Bagno (2009), em consonância com o que afirmam e sugerem os PCNs, defende que a educação linguística deve focar-se no letramento do aluno, isto é “a plena inserção desses sujeitos na cultura letrada em que eles vivem (p. 86)”. O aprendizado de uma língua, seja esta materna ou estrangeira, a partir da apresentação e análise de seus diferentes usos, que são reais, apenas irá contribuir para este letramento. Apenas a apresentação destes diversos gêneros não é suficiente para que exista um estudo real da língua, sendo que “para que as pessoas possam ler e escrever bem, elas têm que ler e escrever, ler e escrever, ler e escrever, reler e reescrever, re-ler e re-reescrever” (ibid).

Biber e Conrad (2009) apontam a importância de se conhecer e praticar as características específicas daquilo que se pretende estudar. “Sucesso requer o aprendizado de padrões de linguagem específicos que são esperados para situações e propósitos comunicativos particulares14” (p. 3). Transferindo esta linha de pensamento para o contexto dos gêneros textuais e trabalhos tradutórios que se podem desenvolver a partir daí, é importante explorar as características de comunicação de cada gênero que se pretende explorar, para que o aluno possa criar uma

14 “Success requires learning the particular language patterns that are expected

relação natural – a partir do momento que conhece as suas características - com as diferentes situações de produção textual.
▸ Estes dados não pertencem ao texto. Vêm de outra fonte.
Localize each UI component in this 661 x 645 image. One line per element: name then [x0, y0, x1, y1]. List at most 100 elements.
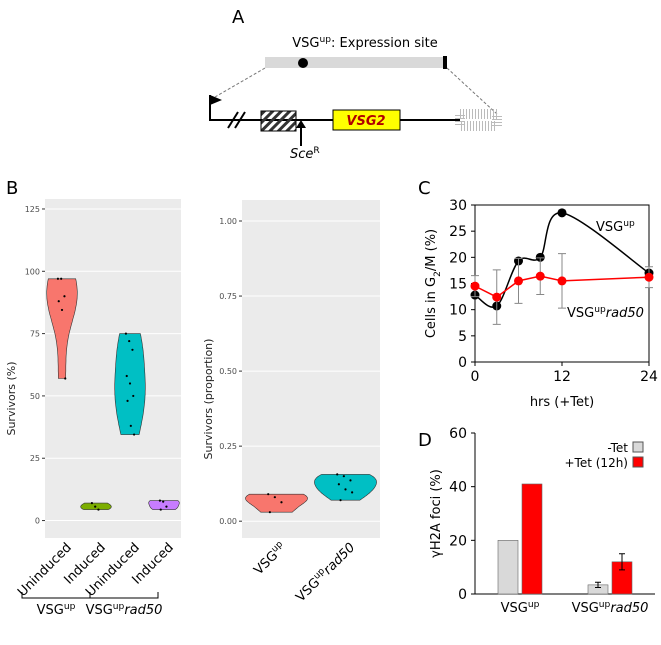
panel-label: D	[418, 430, 432, 451]
text-run: VSG	[86, 603, 113, 618]
y-tick-label: 10	[449, 303, 467, 319]
data-point	[165, 505, 168, 508]
data-point	[344, 488, 347, 491]
data-point	[126, 399, 129, 403]
x-tick-label: Uninduced	[15, 540, 75, 600]
text-run: VSG	[37, 603, 64, 618]
y-tick-label: 20	[449, 250, 467, 266]
group-bracket	[89, 592, 159, 599]
data-point	[94, 505, 97, 508]
data-point	[535, 252, 545, 262]
y-tick-label: 1.00	[219, 217, 237, 226]
text-run: R	[313, 146, 320, 156]
gene-label: VSG2	[346, 114, 385, 129]
data-point	[280, 501, 283, 504]
y-tick-label: 50	[30, 392, 40, 401]
legend-swatch	[632, 441, 644, 453]
group-label: VSGuprad50	[86, 602, 163, 618]
y-axis-title: γH2A foci (%)	[429, 469, 444, 558]
data-point	[162, 500, 165, 503]
y-tick-label: 25	[449, 224, 467, 240]
y-tick-label: 25	[30, 454, 40, 463]
violin	[245, 493, 308, 513]
text-run: up	[319, 35, 331, 45]
panel-label: C	[418, 178, 431, 199]
data-point	[131, 348, 134, 351]
data-point	[342, 475, 345, 478]
hatched-box	[260, 110, 297, 132]
x-tick-label: VSGup	[251, 539, 290, 578]
y-tick-label: 0.75	[219, 292, 237, 301]
data-point	[60, 308, 64, 312]
data-point	[644, 272, 654, 282]
error-bar	[595, 581, 601, 589]
data-point	[60, 277, 63, 280]
text-run: 2	[433, 271, 443, 277]
y-tick-label: 0.50	[219, 367, 237, 376]
text-run: VSG	[596, 220, 623, 235]
data-point	[267, 493, 270, 496]
site-label: VSGup: Expression site	[292, 35, 437, 51]
data-point	[351, 491, 354, 494]
bar	[497, 540, 519, 595]
data-point	[158, 499, 162, 502]
x-tick-label: 24	[640, 369, 658, 385]
x-tick-label: VSGuprad50	[572, 600, 649, 616]
cut-arrowhead	[296, 120, 306, 128]
break-mark	[234, 111, 246, 129]
data-point	[56, 277, 60, 280]
y-tick-label: 15	[449, 277, 467, 293]
text-run: Cells in G	[424, 277, 439, 338]
data-point	[90, 502, 94, 505]
data-point	[339, 499, 342, 502]
error-bar	[619, 553, 625, 571]
text-run: up	[64, 602, 76, 612]
text-run: rad50	[606, 306, 644, 321]
zoom-line	[446, 67, 498, 115]
data-point	[336, 473, 339, 476]
data-point	[492, 292, 502, 302]
text-run: : Expression site	[331, 36, 438, 51]
bar	[521, 483, 543, 595]
data-point	[57, 300, 60, 303]
y-tick-label: 100	[25, 267, 40, 276]
data-point	[470, 281, 480, 291]
data-point	[64, 377, 67, 380]
data-point	[349, 479, 352, 482]
y-tick-label: 125	[25, 205, 40, 214]
data-point	[128, 382, 132, 385]
text-run: rad50	[124, 603, 162, 618]
y-tick-label: 0	[458, 587, 467, 603]
y-tick-label: 5	[458, 329, 467, 345]
y-tick-label: 20	[449, 533, 467, 549]
data-point	[273, 496, 276, 499]
data-point	[268, 511, 271, 514]
data-point	[124, 332, 128, 335]
x-tick-label: 0	[471, 369, 480, 385]
text-run: up	[599, 600, 611, 610]
data-point	[514, 276, 523, 286]
violin	[314, 474, 377, 501]
zoom-line	[214, 67, 266, 98]
data-point	[557, 208, 567, 218]
text-run: rad50	[610, 601, 648, 616]
data-point	[63, 295, 66, 298]
gene-box	[332, 109, 401, 131]
y-axis-title: Cells in G2/M (%)	[424, 229, 443, 338]
data-point	[129, 424, 132, 427]
telomere-mark	[443, 56, 447, 69]
y-axis-title: Survivors (%)	[5, 361, 18, 435]
panel-label: A	[232, 7, 245, 28]
y-axis-title: Survivors (proportion)	[202, 339, 215, 460]
y-tick-label: 0.25	[219, 442, 237, 451]
panel-label: B	[6, 178, 18, 199]
text-run: up	[528, 600, 540, 610]
text-run: rad50	[321, 540, 359, 578]
series-label: VSGuprad50	[567, 305, 644, 321]
text-run: VSG	[292, 36, 319, 51]
text-run: VSG	[501, 601, 528, 616]
y-tick-label: 75	[30, 330, 40, 339]
y-tick-label: 0.00	[219, 517, 237, 526]
data-point	[128, 339, 131, 343]
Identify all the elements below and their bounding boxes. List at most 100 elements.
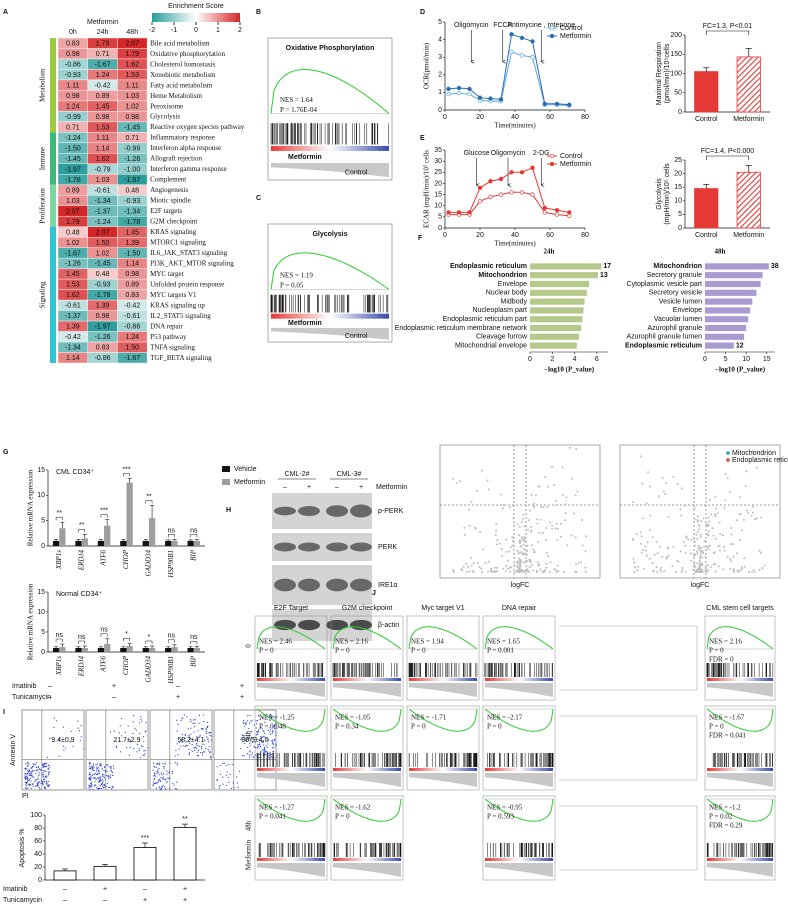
volcano-texture xyxy=(516,566,519,569)
flow-texture xyxy=(174,762,176,764)
flow-texture xyxy=(209,734,211,736)
volcano-texture xyxy=(736,569,739,572)
category-label: Nuclear body xyxy=(486,290,528,297)
volcano-texture xyxy=(698,563,701,566)
flow-texture xyxy=(249,751,251,753)
volcano-texture xyxy=(470,500,473,503)
flow-texture xyxy=(42,765,44,767)
volcano-texture xyxy=(554,568,557,571)
flow-texture xyxy=(269,719,271,722)
flow-texture xyxy=(100,780,102,782)
flow-texture xyxy=(142,754,144,756)
volcano-texture xyxy=(511,544,514,547)
volcano-texture xyxy=(487,560,490,563)
volcano-texture xyxy=(730,527,733,530)
volcano-texture xyxy=(752,505,755,508)
enrichment-curve xyxy=(408,708,478,732)
volcano-texture xyxy=(518,567,521,570)
volcano-texture xyxy=(759,551,762,554)
volcano-texture xyxy=(571,477,574,480)
row-label: 48h xyxy=(245,820,253,831)
ranked-list xyxy=(333,773,401,787)
category-label: Azurophil granule xyxy=(648,325,703,332)
flow-texture xyxy=(184,734,187,737)
significance: ** xyxy=(182,816,188,823)
cell-value: -1.67 xyxy=(124,355,140,362)
row-label: Heme Metabolism xyxy=(150,92,202,100)
volcano-texture xyxy=(647,471,650,474)
volcano-texture xyxy=(682,540,685,543)
x-tick-label: 40 xyxy=(511,114,519,121)
cell-value: -1.34 xyxy=(124,208,140,215)
y-axis-label: Relative mRNA expression xyxy=(27,583,35,660)
cell-value: -1.45 xyxy=(65,156,81,163)
volcano-texture xyxy=(684,544,687,547)
volcano-texture xyxy=(667,555,670,558)
volcano-texture xyxy=(721,534,724,537)
volcano-texture xyxy=(698,544,701,547)
flow-texture xyxy=(163,765,165,767)
blot-band xyxy=(350,619,372,631)
volcano-texture xyxy=(572,512,575,515)
gsea-title: Glycolysis xyxy=(312,231,347,238)
y-tick-label: 0 xyxy=(438,107,442,114)
x-tick-label: Metformin xyxy=(733,116,764,123)
flow-texture xyxy=(40,782,42,784)
flow-texture xyxy=(275,734,277,736)
volcano-texture xyxy=(543,568,546,571)
bar xyxy=(705,307,751,314)
volcano-texture xyxy=(502,503,505,506)
volcano-texture xyxy=(704,556,707,559)
flow-texture xyxy=(242,734,244,737)
flow-texture xyxy=(216,766,218,768)
volcano-texture xyxy=(537,485,540,488)
flow-texture xyxy=(241,755,244,757)
flow-texture xyxy=(90,783,93,785)
bar xyxy=(736,171,761,229)
flow-texture xyxy=(156,773,158,775)
flow-texture xyxy=(193,731,195,733)
chart-title: 48h xyxy=(715,248,726,256)
flow-texture xyxy=(92,763,95,765)
flow-texture xyxy=(190,720,192,723)
volcano-texture xyxy=(532,548,535,551)
group-bar xyxy=(50,226,56,363)
volcano-texture xyxy=(684,552,687,555)
flow-texture xyxy=(58,738,60,740)
chart-title: CML CD34⁺ xyxy=(56,469,94,476)
volcano-texture xyxy=(728,567,731,570)
rank-strip xyxy=(485,768,553,771)
bar xyxy=(75,540,82,546)
treatment-sign: + xyxy=(112,683,116,690)
column-title: CML stem cell targets xyxy=(706,605,774,612)
x-tick-label: 4 xyxy=(573,356,577,363)
volcano-texture xyxy=(523,569,526,572)
flow-texture xyxy=(250,731,253,733)
group-label: Proliferation xyxy=(39,188,47,224)
volcano-texture xyxy=(496,539,499,542)
x-tick-label: Metformin xyxy=(733,232,764,239)
flow-texture xyxy=(99,779,101,781)
volcano-texture xyxy=(751,511,754,514)
significance: ns xyxy=(56,632,64,639)
flow-texture xyxy=(197,730,199,732)
series-point xyxy=(519,53,525,58)
volcano-texture xyxy=(722,568,725,571)
flow-texture xyxy=(142,736,145,738)
volcano-texture xyxy=(559,522,562,525)
bar xyxy=(705,263,769,270)
flow-texture xyxy=(245,721,247,723)
row-label: Interferon alpha response xyxy=(150,144,221,152)
volcano-texture xyxy=(547,485,550,488)
volcano-texture xyxy=(468,508,471,511)
cell-value: 1.62 xyxy=(66,292,80,299)
gsea-frame xyxy=(704,705,776,791)
cell-value: -1.67 xyxy=(65,250,81,257)
flow-texture xyxy=(205,729,207,731)
volcano-texture xyxy=(661,477,664,480)
flow-texture xyxy=(160,772,162,774)
significance: * xyxy=(125,631,128,638)
flow-texture xyxy=(46,783,48,785)
volcano-texture xyxy=(495,522,498,525)
cell-value: 1.53 xyxy=(125,72,139,79)
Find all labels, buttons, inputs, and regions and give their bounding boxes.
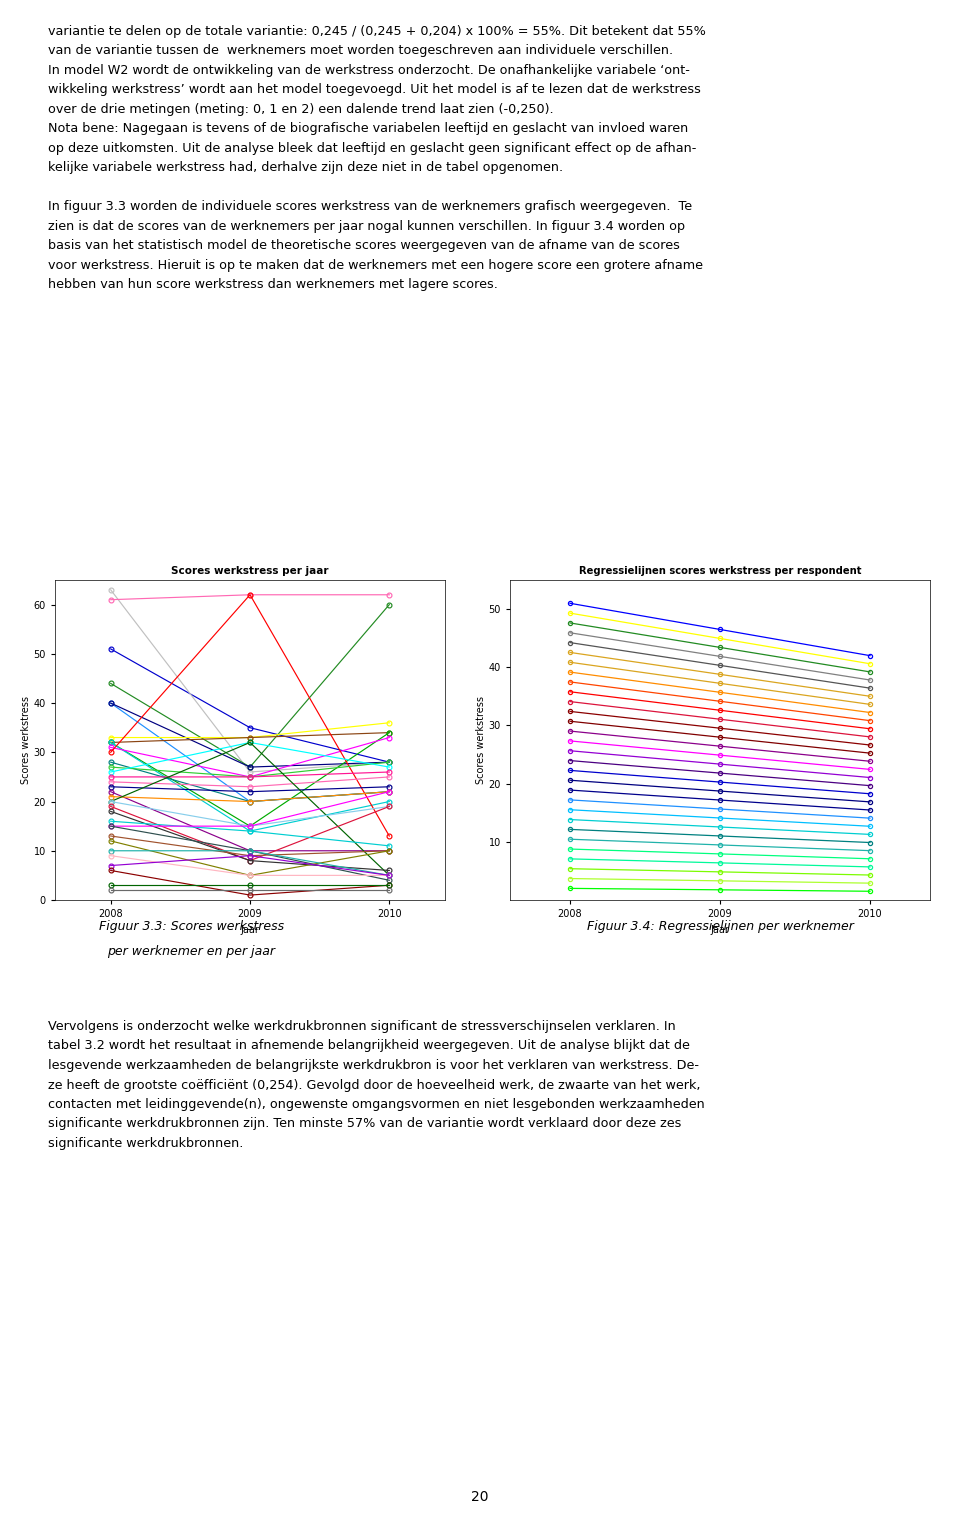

Retomando as funções que desempenham os gêneros discursivos apresentadas por Cassany (2008), a segunda característica, função interpessoal, se torna importante quando transposta para o contexto escolar. Conhecendo os diferentes gêneros, tanto orais como escritos, e suas diferenças de formalidade e informalidade, os alunos perceberão as diversas formas de manifestação linguística, o que facilitará a criação de estratégias para a sua própria produção escrita e oral. Desta forma, os discentes poderão perceber de forma mais estruturada que não é o mesmo enviar um e-mail a um amigo e um ao professor, para citar um exemplo. O processo de ensino e aprendizado da LE praticado através do constante contato com textos reais de comunicação proporcionará aos estudantes a percepção de pontos que devem melhorar, como léxico, registro, estrutura, etc., transformando-o em um “usuário” mais funcionalista da língua. Isto é, são mudanças determinantes para um bom resultado comunicativo.

Abordar os diferentes gêneros do discurso em aula também pode ter como objetivo focar-se em elementos do texto como: “(i) natureza da informação ou do conteúdo veiculado; (ii) nível de linguagem; (iii) tipo de situação em que o gênero se situa; (iv) relação entre os participantes e (v) natureza dos objetivos das atividades desenvolvidas” (MARCUSCHI, 2010, p. 36). Isto é, são elementos que perpassam os tópicos gramaticais, os quais, muitas vezes recebem uma atenção demasiada pelos professores quando ensinam a gramática por si só. Assim como posto na introdução desta pesquisa, é muito mais enriquecedor para o aprendizado de uma língua estrangeira que o aluno não fique restrito ao campo linguístico e passe a observar também outros elementos que fazem parte dos gêneros discursivos e que os determinam.

Vale ressaltar que as regras de gramática devem ser trabalhadas em sala de aula, pois fazem parte do processo de ensino de uma língua. Todos os sujeitos que utilizam a língua, o fazem a partir de um conhecimento já estabelecido de esquemas gramaticais e, ao se manifestar, há regras de ordem de uso das palavras, ou seja, não há liberdade para inventar. “Se alguém é falante de uma língua, ele domina as regras dessa língua” (MARCUSCHI, 2008, p. 56). No entanto, defendemos que a gramática seja abordada dentro de um contexto de comunicação real, para que o discente possa fazer uma ponte entre a regra e o seu uso e, efetivamente, colocar o conhecimento gramatical em prática.